Some scenarios are product-shaped (ambiguous intent should yield clarification, not silent tool use). Some are engineering-shaped (latency baselines split into sub-phases so you know whether Haiku intent or warm-path TTFT moved).

At the scale of on the order of ninety files, the message is simple: agent behavior is a surface area, not a single demo clip.

Sample scenario file (what you open in Cursor)

In Cursor you do not hunt prompts inside SKILL.md. You open one markdown leaf under .cursor/skills/test-agent-prompt/tests/ — for example T21-ambiguous-intent.md — and treat it as the contract for that ID.
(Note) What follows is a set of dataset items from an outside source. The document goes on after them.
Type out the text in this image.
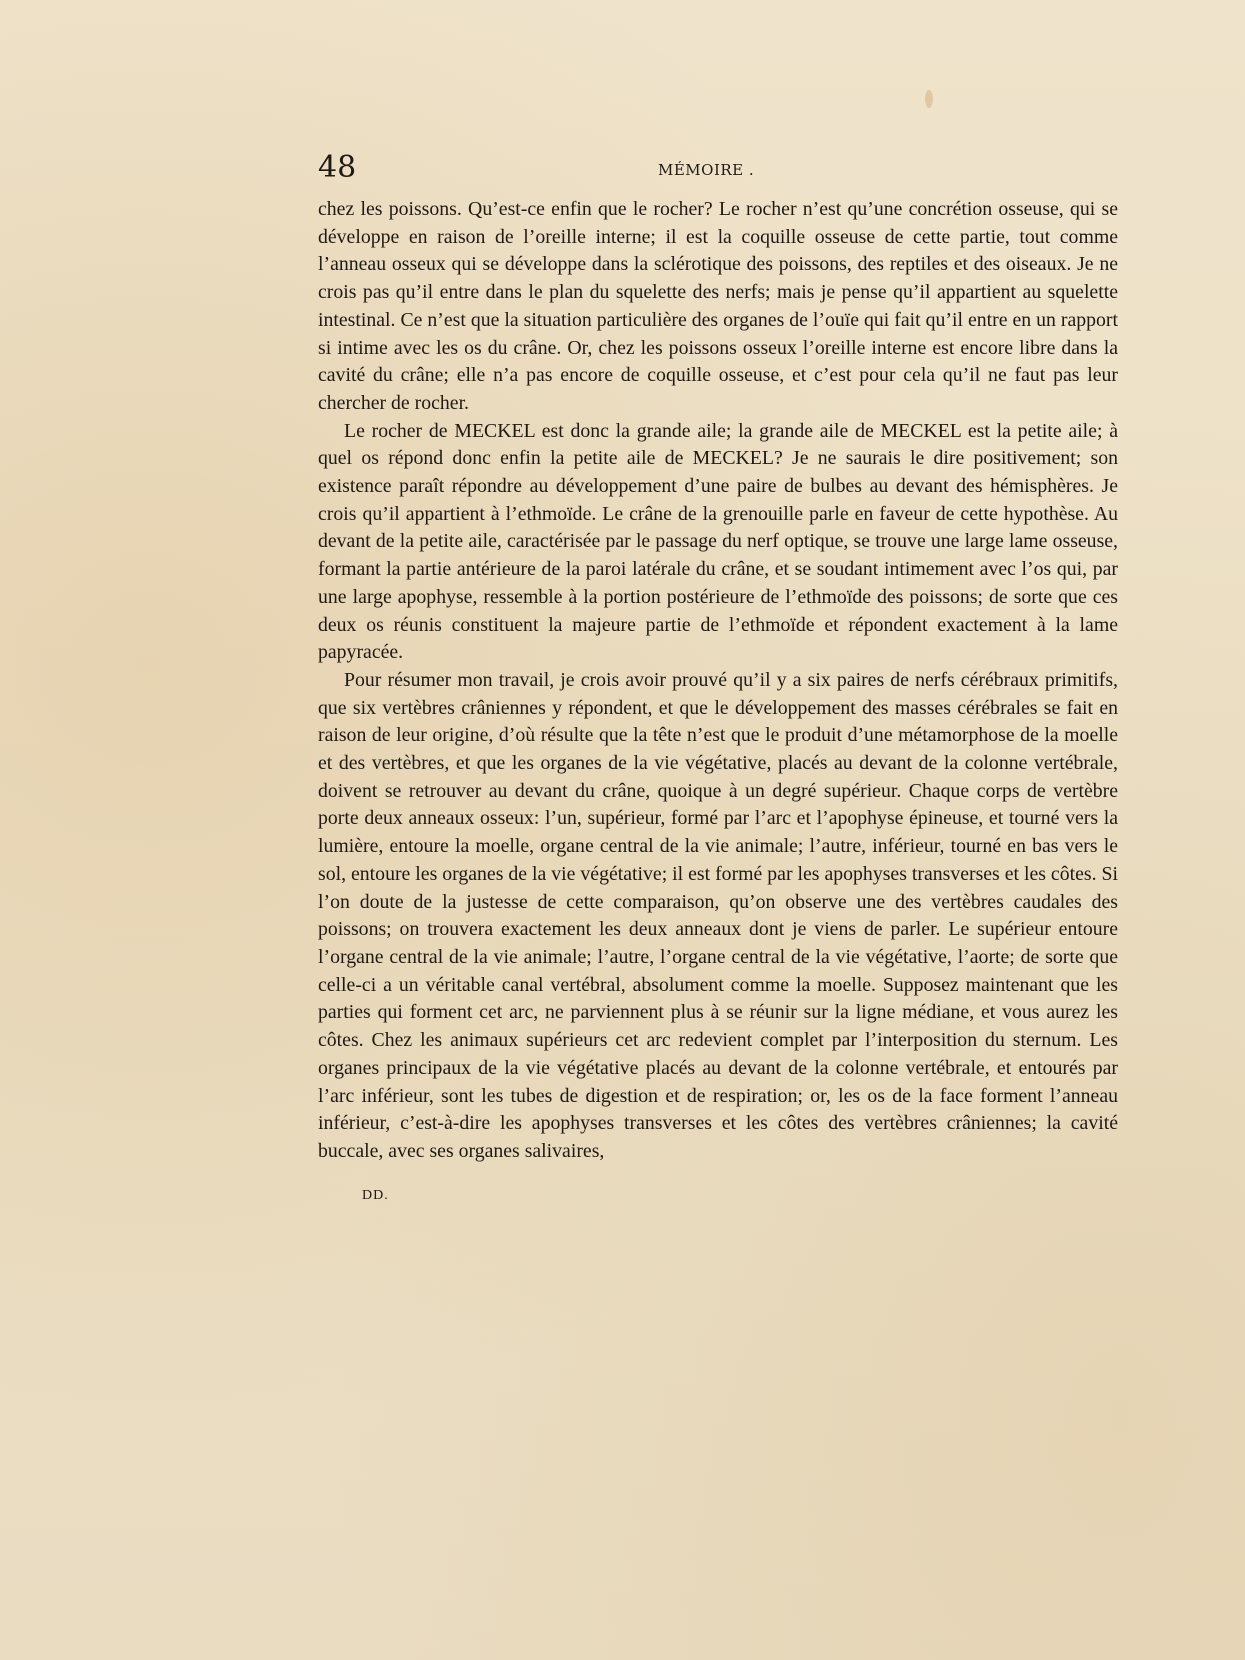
48	MÉMOIRE .

chez les poissons. Qu’est-ce enfin que le rocher? Le rocher n’est qu’une concrétion osseuse, qui se développe en raison de l’oreille interne; il est la coquille osseuse de cette partie, tout comme l’anneau osseux qui se développe dans la sclérotique des poissons, des reptiles et des oiseaux. Je ne crois pas qu’il entre dans le plan du squelette des nerfs; mais je pense qu’il appartient au squelette intestinal. Ce n’est que la situation particulière des organes de l’ouïe qui fait qu’il entre en un rapport si intime avec les os du crâne. Or, chez les poissons osseux l’oreille interne est encore libre dans la cavité du crâne; elle n’a pas encore de coquille osseuse, et c’est pour cela qu’il ne faut pas leur chercher de rocher.

Le rocher de MECKEL est donc la grande aile; la grande aile de MECKEL est la petite aile; à quel os répond donc enfin la petite aile de MECKEL? Je ne saurais le dire positivement; son existence paraît répondre au développement d’une paire de bulbes au devant des hémisphères. Je crois qu’il appartient à l’ethmoïde. Le crâne de la grenouille parle en faveur de cette hypothèse. Au devant de la petite aile, caractérisée par le passage du nerf optique, se trouve une large lame osseuse, formant la partie antérieure de la paroi latérale du crâne, et se soudant intimement avec l’os qui, par une large apophyse, ressemble à la portion postérieure de l’ethmoïde des poissons; de sorte que ces deux os réunis constituent la majeure partie de l’ethmoïde et répondent exactement à la lame papyracée.

Pour résumer mon travail, je crois avoir prouvé qu’il y a six paires de nerfs cérébraux primitifs, que six vertèbres crâniennes y répondent, et que le développement des masses cérébrales se fait en raison de leur origine, d’où résulte que la tête n’est que le produit d’une métamorphose de la moelle et des vertèbres, et que les organes de la vie végétative, placés au devant de la colonne vertébrale, doivent se retrouver au devant du crâne, quoique à un degré supérieur. Chaque corps de vertèbre porte deux anneaux osseux: l’un, supérieur, formé par l’arc et l’apophyse épineuse, et tourné vers la lumière, entoure la moelle, organe central de la vie animale; l’autre, inférieur, tourné en bas vers le sol, entoure les organes de la vie végétative; il est formé par les apophyses transverses et les côtes. Si l’on doute de la justesse de cette comparaison, qu’on observe une des vertèbres caudales des poissons; on trouvera exactement les deux anneaux dont je viens de parler. Le supérieur entoure l’organe central de la vie animale; l’autre, l’organe central de la vie végétative, l’aorte; de sorte que celle-ci a un véritable canal vertébral, absolument comme la moelle. Supposez maintenant que les parties qui forment cet arc, ne parviennent plus à se réunir sur la ligne médiane, et vous aurez les côtes. Chez les animaux supérieurs cet arc redevient complet par l’interposition du sternum. Les organes principaux de la vie végétative placés au devant de la colonne vertébrale, et entourés par l’arc inférieur, sont les tubes de digestion et de respiration; or, les os de la face forment l’anneau inférieur, c’est-à-dire les apophyses transverses et les côtes des vertèbres crâniennes; la cavité buccale, avec ses organes salivaires,

DD.
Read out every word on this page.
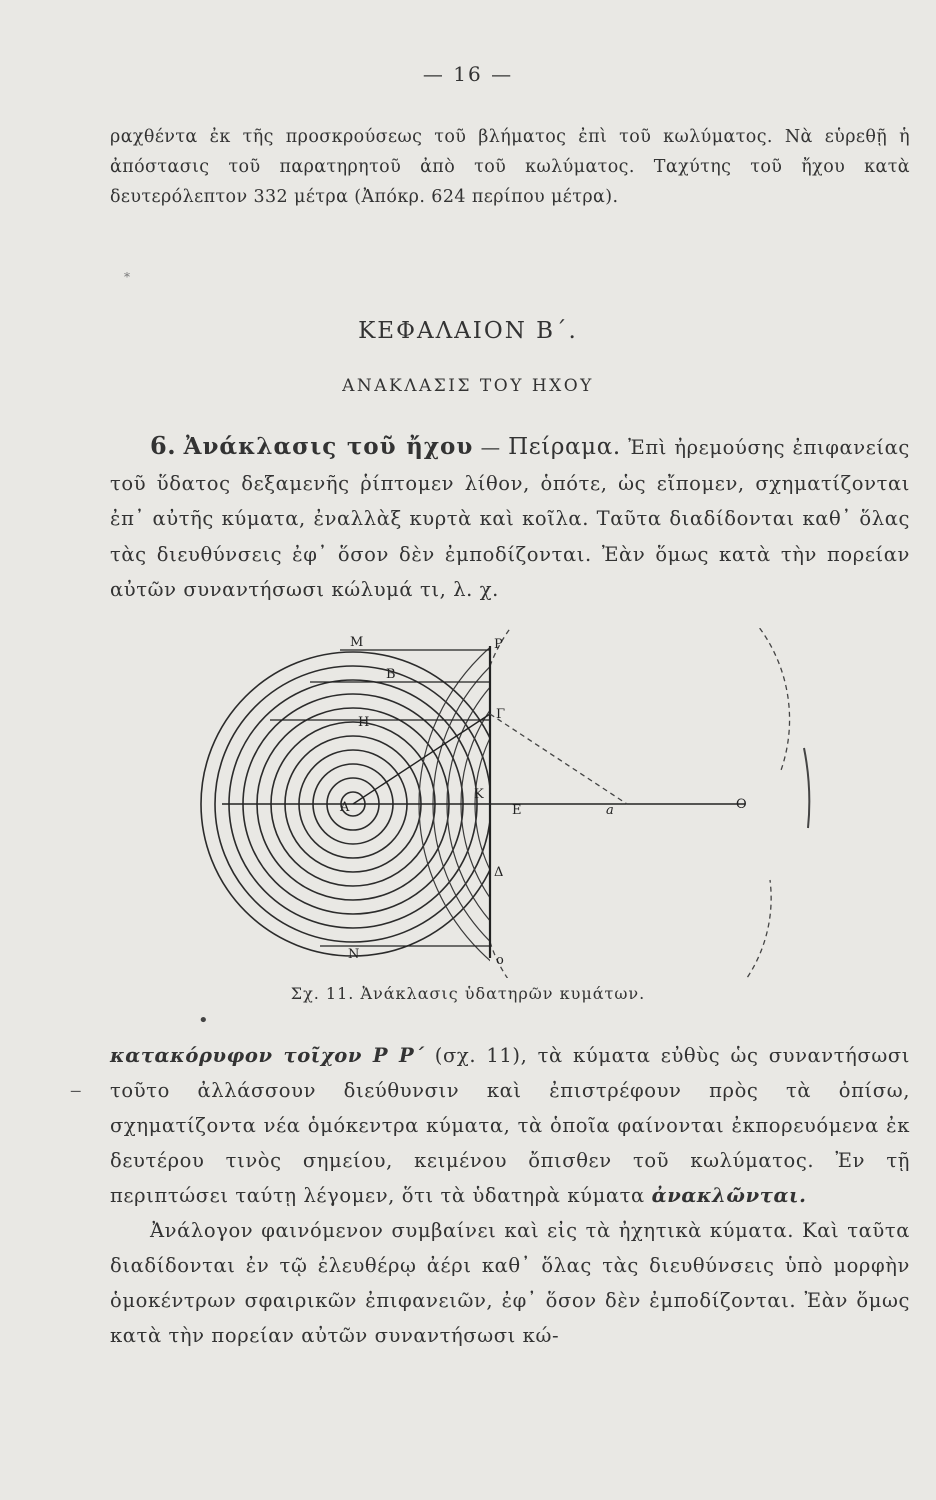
— 16 —
ραχθέντα ἐκ τῆς προσκρούσεως τοῦ βλήματος ἐπὶ τοῦ κωλύματος. Νὰ εὑρεθῇ ἡ ἀπόστασις τοῦ παρατηρητοῦ ἀπὸ τοῦ κωλύματος. Ταχύτης τοῦ ἤχου κατὰ δευτερόλεπτον 332 μέτρα (Ἀπόκρ. 624 περίπου μέτρα).
*
ΚΕΦΑΛΑΙΟΝ Β΄.
ΑΝΑΚΛΑΣΙΣ ΤΟΥ ΗΧΟΥ
6. Ἀνάκλασις τοῦ ἤχου — Πείραμα. Ἐπὶ ἠρεμούσης ἐπιφανείας τοῦ ὕδατος δεξαμενῆς ῥίπτομεν λίθον, ὁπότε, ὡς εἴπομεν, σχηματίζονται ἐπ᾽ αὐτῆς κύματα, ἐναλλὰξ κυρτὰ καὶ κοῖλα. Ταῦτα διαδίδονται καθ᾽ ὅλας τὰς διευθύνσεις ἐφ᾽ ὅσον δὲν ἐμποδίζονται. Ἐὰν ὅμως κατὰ τὴν πορείαν αὐτῶν συναντήσωσι κώλυμά τι, λ. χ.
M
B
H
P
Γ
A
K
E	a	O
Δ
N	o
Σχ. 11. Ἀνάκλασις ὑδατηρῶν κυμάτων.
•
κατακόρυφον τοῖχον P P΄ (σχ. 11), τὰ κύματα εὐθὺς ὡς συναντήσωσι τοῦτο ἀλλάσσουν διεύθυνσιν καὶ ἐπιστρέφουν πρὸς τὰ ὀπίσω, σχηματίζοντα νέα ὁμόκεντρα κύματα, τὰ ὁποῖα φαίνονται ἐκπορευόμενα ἐκ δευτέρου τινὸς σημείου, κειμένου ὄπισθεν τοῦ κωλύματος. Ἐν τῇ περιπτώσει ταύτῃ λέγομεν, ὅτι τὰ ὑδατηρὰ κύματα ἀνακλῶνται.
Ἀνάλογον φαινόμενον συμβαίνει καὶ εἰς τὰ ἠχητικὰ κύματα. Καὶ ταῦτα διαδίδονται ἐν τῷ ἐλευθέρῳ ἀέρι καθ᾽ ὅλας τὰς διευθύνσεις ὑπὸ μορφὴν ὁμοκέντρων σφαιρικῶν ἐπιφανειῶν, ἐφ᾽ ὅσον δὲν ἐμποδίζονται. Ἐὰν ὅμως κατὰ τὴν πορείαν αὐτῶν συναντήσωσι κώ-
‒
Below is a shortened version of the real shape (same intent as T21 in agent-talk-v2). Again one backtick block so it stays monospace <code> and never hijacks heading parsing.

T21 — Ambiguous Intent → Clarification (sample / shortened) Layer: L1 Core Loop (Intent Analysis) Goal: Hive asks for clarification on a vague line — no silent assumptions, no premature tools. Pre-condition: Thread is new (no prior context). Prompt (verbatim): Tolong update itu. Expected: No tool call in this turn. Forbidden: Any tool-start line before Hive has asked what "itu" refers to. Pass: Normal CLI completion; clarification-style reply; zero tools for this prompt. Run (after POST solo Hive thread in Tests folder + browser ritual): node scripts/test-prompt.mjs --thread "$THREAD_ID" "Tolong update itu."

Everything above is copy-pasteable intent: a human or the Agent can run the same thread-creation + CLI path without re-deriving steps from chat memory. That is what makes it a test case rather than a vibe check.

Cursor as Agent Eval — why the IDE is the operator

This section is the thesis behind the title: Cursor as Agent Eval means the same Cursor session that edits intent-analysis.ts can also enforce behavior — run the browser ritual, stream CLI events, update test-state.json, and loop diagnose → fix → restart → retest without treating “I ran it once” as enough.

The skill file is the contract (what counts as evidence); Cursor is the engine that applies it. That is a different object than ad-hoc prompt engineering or a green CI badge on code that never touched the agent path.

That pairing — spec in git, eval driven by the agent in the IDE — is what I mean when I say Cursor as Agent Eval out loud to other builders.

If you borrow only three ideas

Split “how we run and trust a check” from “what we assert” so neither file type collapses under the other.
Demand at least two observability channels when the product has both streaming events and a UI surface that can drift independently.
Persist state so slow behavioral checks do not become an all-or-nothing suite you dread running.

That is the whole architecture in one breath: one procedural spine, many scenario leaflets, two lenses on the same run — so tomorrow morning’s refactor still has somewhere to stand.